Massive privacy concerns.
Governments and financial institutions are increasingly warming to the idea of introducing Central Bank Digital Currencies (CBDCs) – central banks’ digital tokens, pegged to a country’s fiat money, and controlled and backed by the authorities in ways they never could other money they issue.
There’s a lot to like about that if you’re banks and governments, but opponents of CBDCs keep warning that the same doesn’t apply to regular citizens, whose privacy, personal data safety and true ownership of their assets may be better served by decentralized solutions.
And while these debates are ongoing, the idea of pairing CBDCs and digital IDs, and if need be, pushing them onto a reluctant population, is something central bankers are now coming up with as well, as evidenced during the 2022 International Monetary Fund (IMF)/World Bank Group (WBG) Annual Meetings.
Cecilia Skingsley, head of the Innovation Hub at the Bank for International Settlements (BIS), agreed with other speakers who said introducing a CBDC is not a “universal solution” and should instead come together with digital IDs, “in a package.”
Skingsley framed this as the need to advance “digital literacy” where locking people’s sensitive data into digital ID should come first.

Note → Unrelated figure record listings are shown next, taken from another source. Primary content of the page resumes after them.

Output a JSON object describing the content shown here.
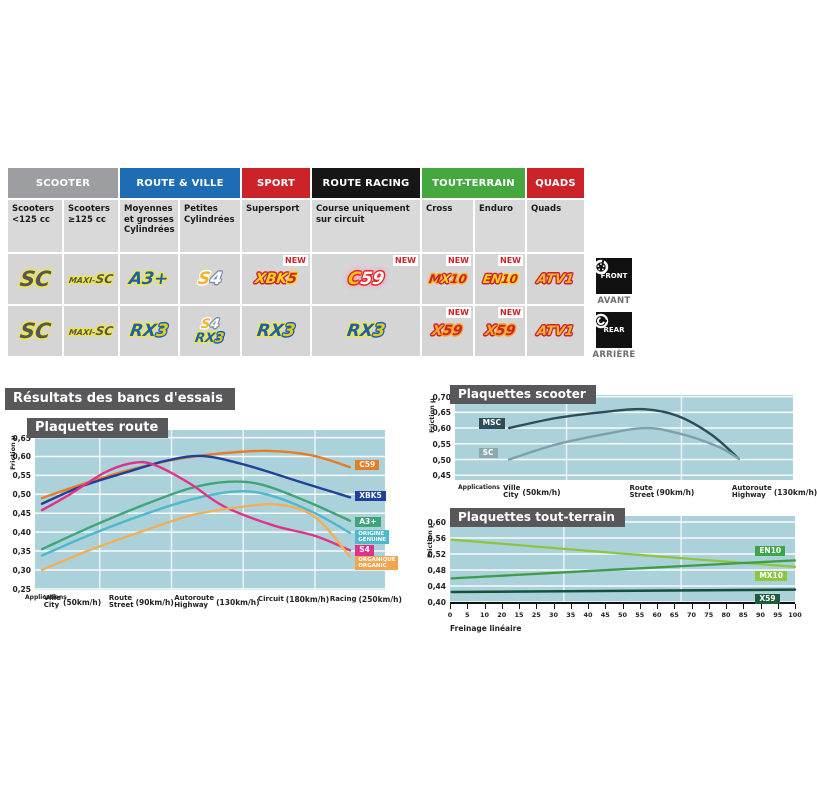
{
  "section_title": "Résultats des bancs d'essais",
  "table": {
    "new_label": "NEW",
    "groups": [
      {
        "label": "SCOOTER",
        "color": "#9c9ea1"
      },
      {
        "label": "ROUTE & VILLE",
        "color": "#1d6cb4"
      },
      {
        "label": "SPORT",
        "color": "#cc2229"
      },
      {
        "label": "ROUTE RACING",
        "color": "#161616"
      },
      {
        "label": "TOUT-TERRAIN",
        "color": "#45a83e"
      },
      {
        "label": "QUADS",
        "color": "#cc2229"
      }
    ],
    "columns": [
      "Scooters <125 cc",
      "Scooters ≥125 cc",
      "Moyennes et grosses Cylindrées",
      "Petites Cylindrées",
      "Supersport",
      "Course uniquement sur circuit",
      "Cross",
      "Enduro",
      "Quads"
    ],
    "logos": {
      "sc": {
        "cls": "logo-sc",
        "parts": [
          {
            "t": "SC",
            "c": "#55565a",
            "o": "#f0e73d"
          }
        ]
      },
      "maxisc": {
        "cls": "logo-maxisc",
        "parts": [
          {
            "t": "MAXI-",
            "c": "#55565a",
            "o": "#f0e73d",
            "small": true
          },
          {
            "t": "SC",
            "c": "#55565a",
            "o": "#f0e73d"
          }
        ]
      },
      "a3": {
        "cls": "logo-a3",
        "parts": [
          {
            "t": "A3+",
            "c": "#1d5fad",
            "o": "#f0e73d"
          }
        ]
      },
      "s4": {
        "cls": "logo-s4",
        "parts": [
          {
            "t": "S",
            "c": "#f2b32b",
            "o": "#ffffff"
          },
          {
            "t": "4",
            "c": "#ffffff",
            "o": "#7c8fa8"
          }
        ]
      },
      "xbk5": {
        "cls": "logo-xbk5",
        "parts": [
          {
            "t": "XBK",
            "c": "#ffd414",
            "o": "#cf2030"
          },
          {
            "t": "5",
            "c": "#cf2030",
            "o": "#ffd414"
          }
        ]
      },
      "c59": {
        "cls": "logo-c59",
        "glow": "#ff85c2",
        "parts": [
          {
            "t": "C",
            "c": "#ffc20e",
            "o": "#e5231b"
          },
          {
            "t": "59",
            "c": "#ffffff",
            "o": "#e5231b"
          }
        ]
      },
      "mx10": {
        "cls": "logo-mx10",
        "parts": [
          {
            "t": "M",
            "c": "#cf2030",
            "o": "#f2b62a"
          },
          {
            "t": "X",
            "c": "#ffd414",
            "o": "#cf2030"
          },
          {
            "t": "10",
            "c": "#cf2030",
            "o": "#f2b62a"
          }
        ]
      },
      "en10": {
        "cls": "logo-en10",
        "parts": [
          {
            "t": "EN",
            "c": "#ffd414",
            "o": "#cf2030"
          },
          {
            "t": "10",
            "c": "#cf2030",
            "o": "#ffd414"
          }
        ]
      },
      "atv1": {
        "cls": "logo-atv1",
        "parts": [
          {
            "t": "ATV1",
            "c": "#f2b62a",
            "o": "#cf2030"
          }
        ]
      },
      "rx3": {
        "cls": "logo-rx3",
        "parts": [
          {
            "t": "RX",
            "c": "#1d5fad",
            "o": "#f0e73d"
          },
          {
            "t": "3",
            "c": "#e0cb1e",
            "o": "#1d5fad"
          }
        ]
      },
      "rx3sm": {
        "cls": "logo-rx3sm",
        "parts": [
          {
            "t": "RX",
            "c": "#1d5fad",
            "o": "#f0e73d"
          },
          {
            "t": "3",
            "c": "#e0cb1e",
            "o": "#1d5fad"
          }
        ]
      },
      "s4sm": {
        "cls": "logo-rx3sm",
        "parts": [
          {
            "t": "S",
            "c": "#f2b32b",
            "o": "#ffffff"
          },
          {
            "t": "4",
            "c": "#ffffff",
            "o": "#7c8fa8"
          }
        ]
      },
      "x59": {
        "cls": "logo-x59",
        "parts": [
          {
            "t": "X",
            "c": "#f5a71f",
            "o": "#cf2030"
          },
          {
            "t": "59",
            "c": "#cf2030",
            "o": "#f5a71f"
          }
        ]
      }
    },
    "front_row": [
      {
        "logo": "sc"
      },
      {
        "logo": "maxisc"
      },
      {
        "logo": "a3"
      },
      {
        "logo": "s4"
      },
      {
        "logo": "xbk5",
        "new": true
      },
      {
        "logo": "c59",
        "new": true
      },
      {
        "logo": "mx10",
        "new": true
      },
      {
        "logo": "en10",
        "new": true
      },
      {
        "logo": "atv1"
      }
    ],
    "rear_row": [
      {
        "logo": "sc"
      },
      {
        "logo": "maxisc"
      },
      {
        "logo": "rx3"
      },
      {
        "stack": [
          "s4sm",
          "rx3sm"
        ]
      },
      {
        "logo": "rx3"
      },
      {
        "logo": "rx3"
      },
      {
        "logo": "x59",
        "new": true
      },
      {
        "logo": "x59",
        "new": true
      },
      {
        "logo": "atv1"
      }
    ]
  },
  "front_rear": {
    "front": "FRONT",
    "front_fr": "AVANT",
    "rear": "REAR",
    "rear_fr": "ARRIÈRE"
  },
  "chart_data": [
    {
      "type": "line",
      "title": "Plaquettes route",
      "ylabel": "Friction µ",
      "xaxis_note": "Applications",
      "plot_bg": "#abd2da",
      "vtop": 0.67,
      "vbot": 0.247,
      "yticks": [
        {
          "v": 0.65,
          "label": "0,65"
        },
        {
          "v": 0.6,
          "label": "0,60"
        },
        {
          "v": 0.55,
          "label": "0,55"
        },
        {
          "v": 0.5,
          "label": "0,50"
        },
        {
          "v": 0.45,
          "label": "0,45"
        },
        {
          "v": 0.4,
          "label": "0,40"
        },
        {
          "v": 0.35,
          "label": "0,35"
        },
        {
          "v": 0.3,
          "label": "0,30"
        },
        {
          "v": 0.25,
          "label": "0,25"
        }
      ],
      "vgrid": [
        0.185,
        0.39,
        0.595,
        0.8
      ],
      "xlabels": [
        {
          "f": 0.071,
          "lines": [
            "Ville",
            "City"
          ],
          "suffix": "(50km/h)"
        },
        {
          "f": 0.263,
          "lines": [
            "Route",
            "Street"
          ],
          "suffix": "(90km/h)"
        },
        {
          "f": 0.466,
          "lines": [
            "Autoroute",
            "Highway"
          ],
          "suffix": "(130km/h)"
        },
        {
          "f": 0.694,
          "lines": [
            "Circuit"
          ],
          "suffix": "(180km/h)"
        },
        {
          "f": 0.9,
          "lines": [
            "Racing"
          ],
          "suffix": "(250km/h)"
        }
      ],
      "series": [
        {
          "name": "C59",
          "color": "#e87c26",
          "width": 2.4,
          "points": [
            [
              0.02,
              0.49
            ],
            [
              0.13,
              0.525
            ],
            [
              0.26,
              0.562
            ],
            [
              0.4,
              0.592
            ],
            [
              0.52,
              0.607
            ],
            [
              0.66,
              0.615
            ],
            [
              0.79,
              0.603
            ],
            [
              0.9,
              0.572
            ]
          ],
          "label": {
            "lines": [
              "C59"
            ],
            "bg": "#e87c26",
            "f": 0.915,
            "v": 0.577
          }
        },
        {
          "name": "XBK5",
          "color": "#20409a",
          "width": 2.4,
          "points": [
            [
              0.02,
              0.475
            ],
            [
              0.13,
              0.52
            ],
            [
              0.26,
              0.558
            ],
            [
              0.38,
              0.59
            ],
            [
              0.48,
              0.601
            ],
            [
              0.6,
              0.578
            ],
            [
              0.75,
              0.535
            ],
            [
              0.9,
              0.492
            ]
          ],
          "label": {
            "lines": [
              "XBK5"
            ],
            "bg": "#20409a",
            "f": 0.915,
            "v": 0.495
          }
        },
        {
          "name": "A3+",
          "color": "#3ea579",
          "width": 2.4,
          "points": [
            [
              0.02,
              0.355
            ],
            [
              0.15,
              0.41
            ],
            [
              0.3,
              0.468
            ],
            [
              0.44,
              0.515
            ],
            [
              0.55,
              0.533
            ],
            [
              0.65,
              0.525
            ],
            [
              0.78,
              0.48
            ],
            [
              0.9,
              0.43
            ]
          ],
          "label": {
            "lines": [
              "A3+"
            ],
            "bg": "#3ea579",
            "f": 0.915,
            "v": 0.428
          }
        },
        {
          "name": "ORIGINE / GENUINE",
          "color": "#4cb9cc",
          "width": 2.4,
          "points": [
            [
              0.02,
              0.338
            ],
            [
              0.15,
              0.39
            ],
            [
              0.3,
              0.443
            ],
            [
              0.45,
              0.487
            ],
            [
              0.58,
              0.508
            ],
            [
              0.68,
              0.495
            ],
            [
              0.8,
              0.45
            ],
            [
              0.9,
              0.398
            ]
          ],
          "label": {
            "lines": [
              "ORIGINE",
              "GENUINE"
            ],
            "bg": "#4cb9cc",
            "f": 0.915,
            "v": 0.388
          }
        },
        {
          "name": "S4",
          "color": "#e23189",
          "width": 2.4,
          "points": [
            [
              0.02,
              0.458
            ],
            [
              0.1,
              0.5
            ],
            [
              0.2,
              0.558
            ],
            [
              0.28,
              0.583
            ],
            [
              0.34,
              0.578
            ],
            [
              0.44,
              0.53
            ],
            [
              0.54,
              0.468
            ],
            [
              0.68,
              0.418
            ],
            [
              0.8,
              0.39
            ],
            [
              0.9,
              0.352
            ]
          ],
          "label": {
            "lines": [
              "S4"
            ],
            "bg": "#e23189",
            "f": 0.915,
            "v": 0.352
          }
        },
        {
          "name": "ORGANIQUE / ORGANIC",
          "color": "#f0b05a",
          "width": 2.4,
          "points": [
            [
              0.02,
              0.3
            ],
            [
              0.15,
              0.35
            ],
            [
              0.3,
              0.4
            ],
            [
              0.45,
              0.445
            ],
            [
              0.6,
              0.468
            ],
            [
              0.7,
              0.472
            ],
            [
              0.8,
              0.44
            ],
            [
              0.9,
              0.335
            ]
          ],
          "label": {
            "lines": [
              "ORGANIQUE",
              "ORGANIC"
            ],
            "bg": "#f0a54e",
            "f": 0.915,
            "v": 0.318
          }
        }
      ]
    },
    {
      "type": "line",
      "title": "Plaquettes scooter",
      "ylabel": "Friction µ",
      "xaxis_note": "Applications",
      "plot_bg": "#abd2da",
      "vtop": 0.705,
      "vbot": 0.435,
      "yticks": [
        {
          "v": 0.7,
          "label": "0,70"
        },
        {
          "v": 0.65,
          "label": "0,65"
        },
        {
          "v": 0.6,
          "label": "0,60"
        },
        {
          "v": 0.55,
          "label": "0,55"
        },
        {
          "v": 0.5,
          "label": "0,50"
        },
        {
          "v": 0.45,
          "label": "0,45"
        }
      ],
      "vgrid": [
        0.33,
        0.67
      ],
      "xlabels": [
        {
          "f": 0.19,
          "lines": [
            "Ville",
            "City"
          ],
          "suffix": "(50km/h)"
        },
        {
          "f": 0.57,
          "lines": [
            "Route",
            "Street"
          ],
          "suffix": "(90km/h)"
        },
        {
          "f": 0.89,
          "lines": [
            "Autoroute",
            "Highway"
          ],
          "suffix": "(130km/h)"
        }
      ],
      "series": [
        {
          "name": "MSC",
          "color": "#2f4d59",
          "width": 2.4,
          "points": [
            [
              0.16,
              0.6
            ],
            [
              0.3,
              0.632
            ],
            [
              0.45,
              0.652
            ],
            [
              0.56,
              0.66
            ],
            [
              0.66,
              0.638
            ],
            [
              0.76,
              0.578
            ],
            [
              0.84,
              0.502
            ]
          ],
          "label": {
            "lines": [
              "MSC"
            ],
            "bg": "#2f4d59",
            "f": 0.07,
            "v": 0.615
          }
        },
        {
          "name": "SC",
          "color": "#7fa0aa",
          "width": 2.4,
          "points": [
            [
              0.16,
              0.5
            ],
            [
              0.3,
              0.548
            ],
            [
              0.45,
              0.582
            ],
            [
              0.57,
              0.6
            ],
            [
              0.68,
              0.578
            ],
            [
              0.78,
              0.54
            ],
            [
              0.84,
              0.502
            ]
          ],
          "label": {
            "lines": [
              "SC"
            ],
            "bg": "#8da9b0",
            "f": 0.07,
            "v": 0.52
          }
        }
      ]
    },
    {
      "type": "line",
      "title": "Plaquettes tout-terrain",
      "ylabel": "Friction µ",
      "xlabel": "Freinage linéaire",
      "plot_bg": "#abd2da",
      "axis_line": true,
      "vtop": 0.615,
      "vbot": 0.395,
      "yticks": [
        {
          "v": 0.6,
          "label": "0,60"
        },
        {
          "v": 0.56,
          "label": "0,56"
        },
        {
          "v": 0.52,
          "label": "0,52"
        },
        {
          "v": 0.48,
          "label": "0,48"
        },
        {
          "v": 0.44,
          "label": "0,44"
        },
        {
          "v": 0.4,
          "label": "0,40"
        }
      ],
      "vgrid": [
        0.33,
        0.67
      ],
      "xticks": [
        "0",
        "5",
        "10",
        "20",
        "15",
        "25",
        "30",
        "35",
        "40",
        "45",
        "50",
        "55",
        "60",
        "65",
        "70",
        "75",
        "80",
        "85",
        "90",
        "95",
        "100"
      ],
      "series": [
        {
          "name": "MX10",
          "color": "#8cc63e",
          "width": 2.3,
          "points": [
            [
              0.005,
              0.556
            ],
            [
              0.5,
              0.521
            ],
            [
              1.0,
              0.488
            ]
          ],
          "label": {
            "lines": [
              "MX10"
            ],
            "bg": "#8dc63f",
            "f": 0.885,
            "v": 0.465
          }
        },
        {
          "name": "EN10",
          "color": "#3d9e47",
          "width": 2.3,
          "points": [
            [
              0.005,
              0.459
            ],
            [
              0.5,
              0.482
            ],
            [
              1.0,
              0.504
            ]
          ],
          "label": {
            "lines": [
              "EN10"
            ],
            "bg": "#3aa648",
            "f": 0.885,
            "v": 0.528
          }
        },
        {
          "name": "X59",
          "color": "#15503a",
          "width": 2.5,
          "points": [
            [
              0.005,
              0.425
            ],
            [
              1.0,
              0.431
            ]
          ],
          "label": {
            "lines": [
              "X59"
            ],
            "bg": "#1d5c3a",
            "f": 0.885,
            "v": 0.408
          }
        }
      ]
    }
  ]
}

The entire process of digitization, but also the more complex and far-reaching digitalization of everything, which would eventually result in “digital society” is not without its problems, and Skinsley paid lip service to it by saying that the process raises “a lot of questions about data privacy.”
But, Skingsley also said this is something that politicians should decide on.
“This is not a role for me as a central banker but having a possibility to actually choose how much digital footprints you want to leave I think is a good starting point,” the BIS Innovation Hub head said in reference to privacy concerns around digital money and other related issues.
And while that sounds like Skinsley favors allowing citizens some choice, her other statements during the panel suggest that “pushing society” in a desired direction is also a good idea.
And that kind of behavior by central authorities would be “boldness” which Skinsley compared to society having to be pushed into adoption of the use of electricity, or sewage systems in the past.
“I think we need to be a little bit bold here right in the sense that we shouldn’t get in the way of the private sector, but I think sometimes in history you have to push society into to new equilibriums,” said the banker, adding: “Predecessors did that when it came to building electricity, sewage system, and the likes. Hugely welfare enhancing. Now we want to do it again with money, and it would be good for banks as well when society takes its steps.”